In this day and age when almost everything is available and can be found online, ideas and opportunities for mergers or joint ventures abound.  Certain companies would even promote themselves in their own web pages, social networking sites, blogging networks and search engines.

Other businessmen prefer to transact face to face, so they search for prospects by attending seminars, exhibits and other venues.  There are also those who are more adventurous and eat risks for breakfast.  These are the venture capitalists, angel investors and venture managers.  They especially flourish in high technology industries, but they also exist almost everywhere.

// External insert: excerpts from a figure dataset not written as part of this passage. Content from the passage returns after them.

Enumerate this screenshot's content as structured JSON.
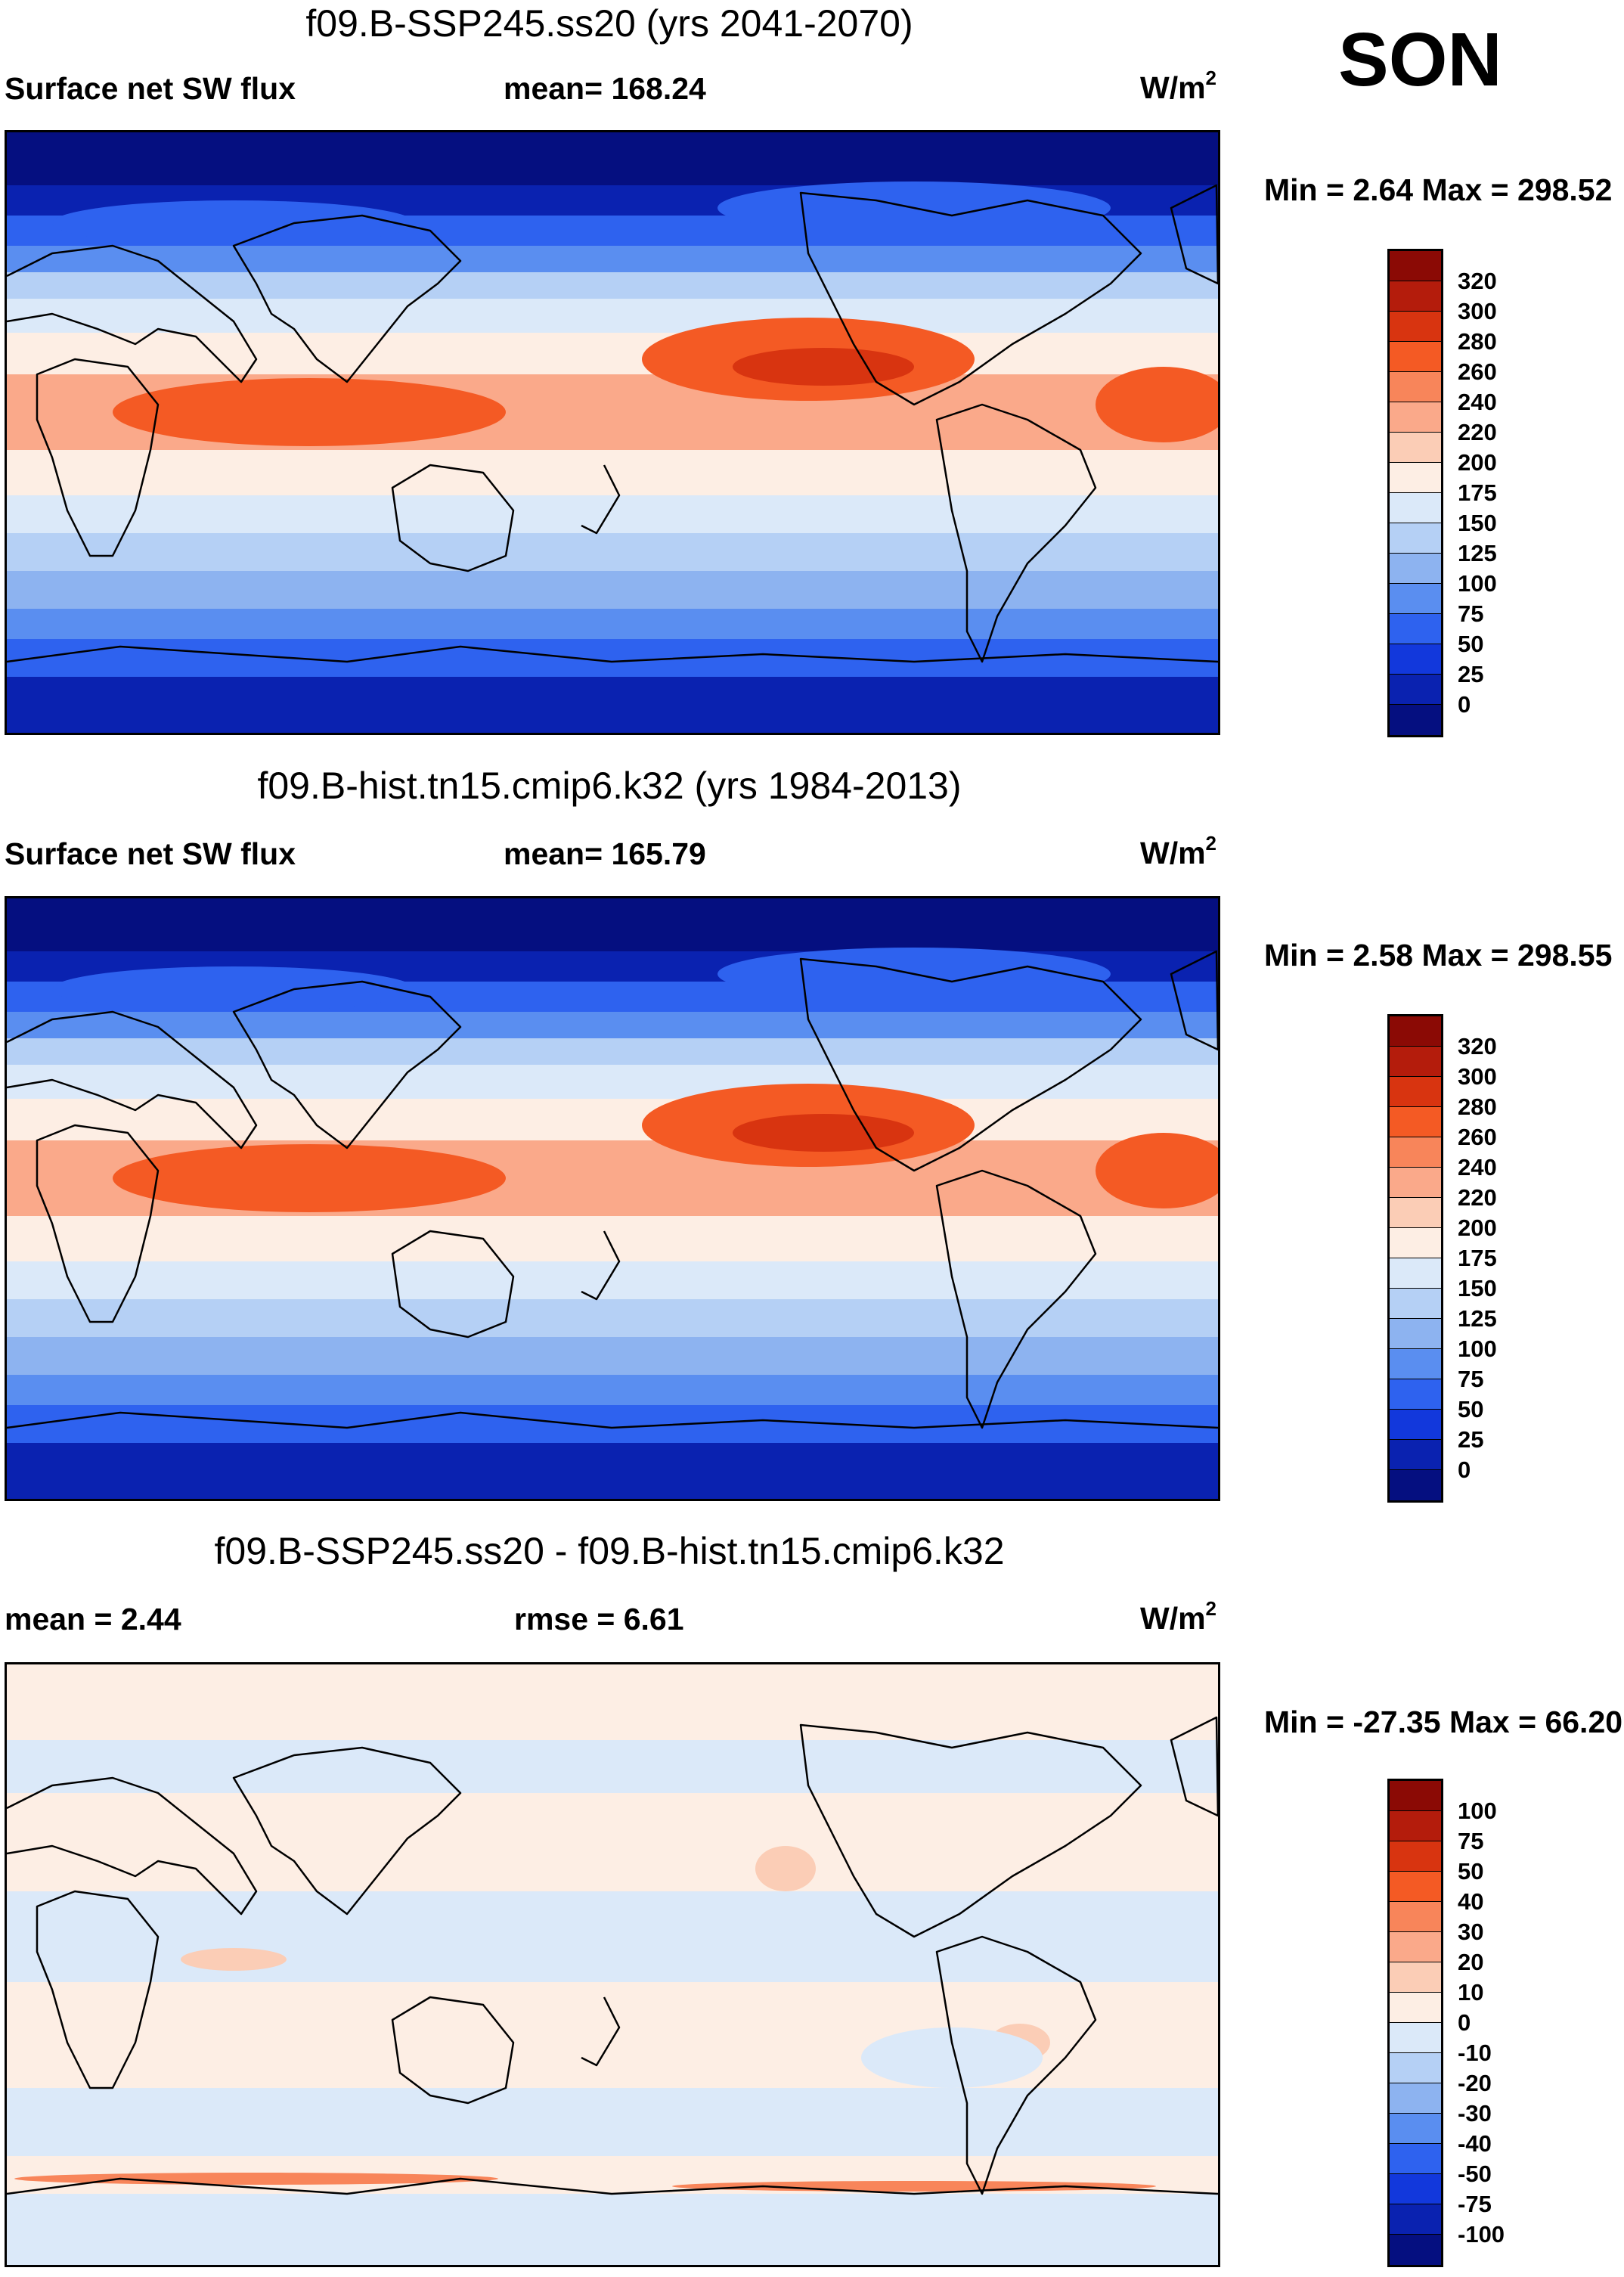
{
  "season": "SON",
  "panels": [
    {
      "title": "f09.B-SSP245.ss20 (yrs 2041-2070)",
      "left_label": "Surface net SW flux",
      "center_label": "mean= 168.24",
      "units": "W/m",
      "units_sup": "2",
      "minmax": "Min =   2.64 Max = 298.52",
      "colorbar": {
        "colors": [
          "#8b0a05",
          "#b41c0c",
          "#d83410",
          "#f45a24",
          "#f8855a",
          "#faa98a",
          "#fbcdb6",
          "#fdeee4",
          "#dbe9f9",
          "#b5d0f5",
          "#8db3f0",
          "#5a8ef0",
          "#2e62ef",
          "#1238dc",
          "#0a22b0",
          "#050f80"
        ],
        "labels": [
          "320",
          "300",
          "280",
          "260",
          "240",
          "220",
          "200",
          "175",
          "150",
          "125",
          "100",
          "75",
          "50",
          "25",
          "0"
        ]
      }
    },
    {
      "title": "f09.B-hist.tn15.cmip6.k32 (yrs 1984-2013)",
      "left_label": "Surface net SW flux",
      "center_label": "mean= 165.79",
      "units": "W/m",
      "units_sup": "2",
      "minmax": "Min =   2.58 Max = 298.55",
      "colorbar": {
        "colors": [
          "#8b0a05",
          "#b41c0c",
          "#d83410",
          "#f45a24",
          "#f8855a",
          "#faa98a",
          "#fbcdb6",
          "#fdeee4",
          "#dbe9f9",
          "#b5d0f5",
          "#8db3f0",
          "#5a8ef0",
          "#2e62ef",
          "#1238dc",
          "#0a22b0",
          "#050f80"
        ],
        "labels": [
          "320",
          "300",
          "280",
          "260",
          "240",
          "220",
          "200",
          "175",
          "150",
          "125",
          "100",
          "75",
          "50",
          "25",
          "0"
        ]
      }
    },
    {
      "title": "f09.B-SSP245.ss20 - f09.B-hist.tn15.cmip6.k32",
      "left_label": "mean =   2.44",
      "center_label": "rmse =   6.61",
      "units": "W/m",
      "units_sup": "2",
      "minmax": "Min = -27.35 Max =  66.20",
      "colorbar": {
        "colors": [
          "#8b0a05",
          "#b41c0c",
          "#d83410",
          "#f45a24",
          "#f8855a",
          "#faa98a",
          "#fbcdb6",
          "#fdeee4",
          "#dbe9f9",
          "#b5d0f5",
          "#8db3f0",
          "#5a8ef0",
          "#2e62ef",
          "#1238dc",
          "#0a22b0",
          "#050f80"
        ],
        "labels": [
          "100",
          "75",
          "50",
          "40",
          "30",
          "20",
          "10",
          "0",
          "-10",
          "-20",
          "-30",
          "-40",
          "-50",
          "-75",
          "-100"
        ]
      }
    }
  ]
}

Since the financial crisis of 2007, another industry which has become a major playing field for JVs is the world of alternative investments.  Traditional asset managers team up with hedge funds, and vice versa, to provide additional capabilities to already-existing conventional asset management corporations.

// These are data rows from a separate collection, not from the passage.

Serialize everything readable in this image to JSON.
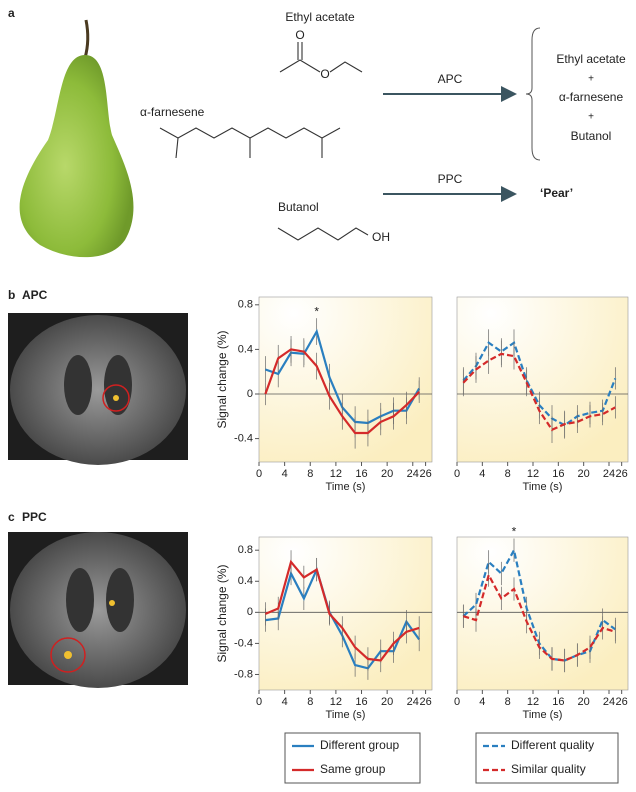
{
  "panel_a": {
    "label": "a",
    "molecules": [
      {
        "name": "Ethyl acetate",
        "atoms": [
          "O",
          "O"
        ]
      },
      {
        "name": "α-farnesene"
      },
      {
        "name": "Butanol",
        "atoms": [
          "OH"
        ]
      }
    ],
    "arrows": [
      "APC",
      "PPC"
    ],
    "mixture": [
      "Ethyl acetate",
      "+",
      "α-farnesene",
      "+",
      "Butanol"
    ],
    "percept": "‘Pear’"
  },
  "panel_b": {
    "label": "b",
    "region": "APC"
  },
  "panel_c": {
    "label": "c",
    "region": "PPC"
  },
  "chart_data": [
    {
      "type": "line",
      "xlabel": "Time (s)",
      "ylabel": "Signal change (%)",
      "xlim": [
        0,
        27
      ],
      "xticks": [
        0,
        4,
        8,
        12,
        16,
        20,
        24,
        26
      ],
      "ylim": [
        -0.61,
        0.87
      ],
      "yticks": [
        -0.4,
        0,
        0.4,
        0.8
      ],
      "x": [
        1,
        3,
        5,
        7,
        9,
        11,
        13,
        15,
        17,
        19,
        21,
        23,
        25
      ],
      "series": [
        {
          "color": "#2a7fc0",
          "line_style": "solid",
          "values": [
            0.22,
            0.18,
            0.37,
            0.36,
            0.56,
            0.15,
            -0.12,
            -0.25,
            -0.26,
            -0.2,
            -0.15,
            -0.15,
            0.05
          ],
          "errors": [
            0.12,
            0.12,
            0.12,
            0.12,
            0.12,
            0.12,
            0.12,
            0.14,
            0.12,
            0.12,
            0.12,
            0.12,
            0.1
          ]
        },
        {
          "color": "#d42a2a",
          "line_style": "solid",
          "values": [
            0.0,
            0.32,
            0.4,
            0.38,
            0.25,
            -0.02,
            -0.2,
            -0.35,
            -0.35,
            -0.25,
            -0.2,
            -0.1,
            0.02
          ],
          "errors": [
            0.1,
            0.12,
            0.12,
            0.12,
            0.12,
            0.12,
            0.12,
            0.14,
            0.12,
            0.12,
            0.12,
            0.12,
            0.1
          ]
        }
      ],
      "annotation": {
        "text": "*",
        "x": 9
      }
    },
    {
      "type": "line",
      "xlabel": "Time (s)",
      "xlim": [
        0,
        27
      ],
      "xticks": [
        0,
        4,
        8,
        12,
        16,
        20,
        24,
        26
      ],
      "ylim": [
        -0.61,
        0.87
      ],
      "x": [
        1,
        3,
        5,
        7,
        9,
        11,
        13,
        15,
        17,
        19,
        21,
        23,
        25
      ],
      "series": [
        {
          "color": "#2a7fc0",
          "line_style": "dashed",
          "values": [
            0.12,
            0.25,
            0.46,
            0.38,
            0.46,
            0.12,
            -0.1,
            -0.22,
            -0.28,
            -0.2,
            -0.17,
            -0.15,
            0.14
          ],
          "errors": [
            0.12,
            0.12,
            0.12,
            0.12,
            0.12,
            0.12,
            0.12,
            0.12,
            0.12,
            0.1,
            0.1,
            0.1,
            0.1
          ]
        },
        {
          "color": "#d42a2a",
          "line_style": "dashed",
          "values": [
            0.1,
            0.22,
            0.3,
            0.36,
            0.34,
            0.1,
            -0.15,
            -0.32,
            -0.27,
            -0.25,
            -0.2,
            -0.18,
            -0.12
          ],
          "errors": [
            0.12,
            0.12,
            0.12,
            0.12,
            0.12,
            0.12,
            0.12,
            0.12,
            0.12,
            0.1,
            0.1,
            0.1,
            0.1
          ]
        }
      ]
    },
    {
      "type": "line",
      "xlabel": "Time (s)",
      "ylabel": "Signal change (%)",
      "xlim": [
        0,
        27
      ],
      "xticks": [
        0,
        4,
        8,
        12,
        16,
        20,
        24,
        26
      ],
      "ylim": [
        -1,
        0.97
      ],
      "yticks": [
        -0.8,
        -0.4,
        0,
        0.4,
        0.8
      ],
      "x": [
        1,
        3,
        5,
        7,
        9,
        11,
        13,
        15,
        17,
        19,
        21,
        23,
        25
      ],
      "series": [
        {
          "name": "Different group",
          "color": "#2a7fc0",
          "line_style": "solid",
          "values": [
            -0.1,
            -0.08,
            0.5,
            0.18,
            0.55,
            0.0,
            -0.3,
            -0.68,
            -0.72,
            -0.5,
            -0.5,
            -0.12,
            -0.35
          ],
          "errors": [
            0.15,
            0.15,
            0.15,
            0.15,
            0.15,
            0.15,
            0.15,
            0.15,
            0.15,
            0.15,
            0.15,
            0.15,
            0.15
          ]
        },
        {
          "name": "Same group",
          "color": "#d42a2a",
          "line_style": "solid",
          "values": [
            -0.02,
            0.05,
            0.65,
            0.45,
            0.55,
            -0.02,
            -0.2,
            -0.45,
            -0.6,
            -0.62,
            -0.4,
            -0.25,
            -0.2
          ],
          "errors": [
            0.15,
            0.15,
            0.15,
            0.15,
            0.15,
            0.15,
            0.15,
            0.15,
            0.15,
            0.15,
            0.15,
            0.15,
            0.15
          ]
        }
      ]
    },
    {
      "type": "line",
      "xlabel": "Time (s)",
      "xlim": [
        0,
        27
      ],
      "xticks": [
        0,
        4,
        8,
        12,
        16,
        20,
        24,
        26
      ],
      "ylim": [
        -1,
        0.97
      ],
      "x": [
        1,
        3,
        5,
        7,
        9,
        11,
        13,
        15,
        17,
        19,
        21,
        23,
        25
      ],
      "series": [
        {
          "name": "Different quality",
          "color": "#2a7fc0",
          "line_style": "dashed",
          "values": [
            -0.05,
            0.1,
            0.65,
            0.5,
            0.8,
            0.05,
            -0.4,
            -0.6,
            -0.62,
            -0.55,
            -0.5,
            -0.1,
            -0.22
          ],
          "errors": [
            0.15,
            0.15,
            0.15,
            0.15,
            0.15,
            0.15,
            0.15,
            0.15,
            0.15,
            0.15,
            0.15,
            0.15,
            0.15
          ]
        },
        {
          "name": "Similar quality",
          "color": "#d42a2a",
          "line_style": "dashed",
          "values": [
            -0.05,
            -0.1,
            0.48,
            0.18,
            0.3,
            -0.12,
            -0.45,
            -0.6,
            -0.62,
            -0.55,
            -0.45,
            -0.2,
            -0.25
          ],
          "errors": [
            0.15,
            0.15,
            0.15,
            0.15,
            0.15,
            0.15,
            0.15,
            0.15,
            0.15,
            0.15,
            0.15,
            0.15,
            0.15
          ]
        }
      ],
      "annotation": {
        "text": "*",
        "x": 9
      }
    }
  ]
}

Precision and hard work are necessary to the formation of a joint venture.  A candidate would need to perform specific steps or provide pertinent information, including but not limited to the following: the objectives, framework and projected form of the joint venture, including the sum of investment, financing and debt arrangements; the product/s to be created in the venture, together with technical and usage specifications plus selling prices; alternative ways or technologies for production; projected production, equipment, transfer and overhead expenses; and detailed description of production site, comprising of output projection, transport, warehousing, testing, quality control, by-products, waste, supply and utility requirements.

Other significant items to consider are: feasibility and market study inside and outside the territory; competition analysis; sales and financial projections; distribution methods; employee requirements; environmental impact and social welfare.

Likewise, proper selection of potential partners involves several crucial steps.  First is the initial screening, and again the Internet and other venue can be used.  Short-listing and ranking the prospective commercial ally immediately comes next.  Crucial to this is the gathering of enough information, including the company’s credentials, portfolio and reputation.  This requires due diligence.

Next, the availability and accessibility of properties and other assets to be contributed into and used by the joint venture should be checked and screened.  The most suitable of all the available structures and processes for invitation or bid should be picked and executed.  If moving into a different country, an intermediary or distinguishable party may be necessary.  Lastly, both parties express their interest to join forces for mutual benefit.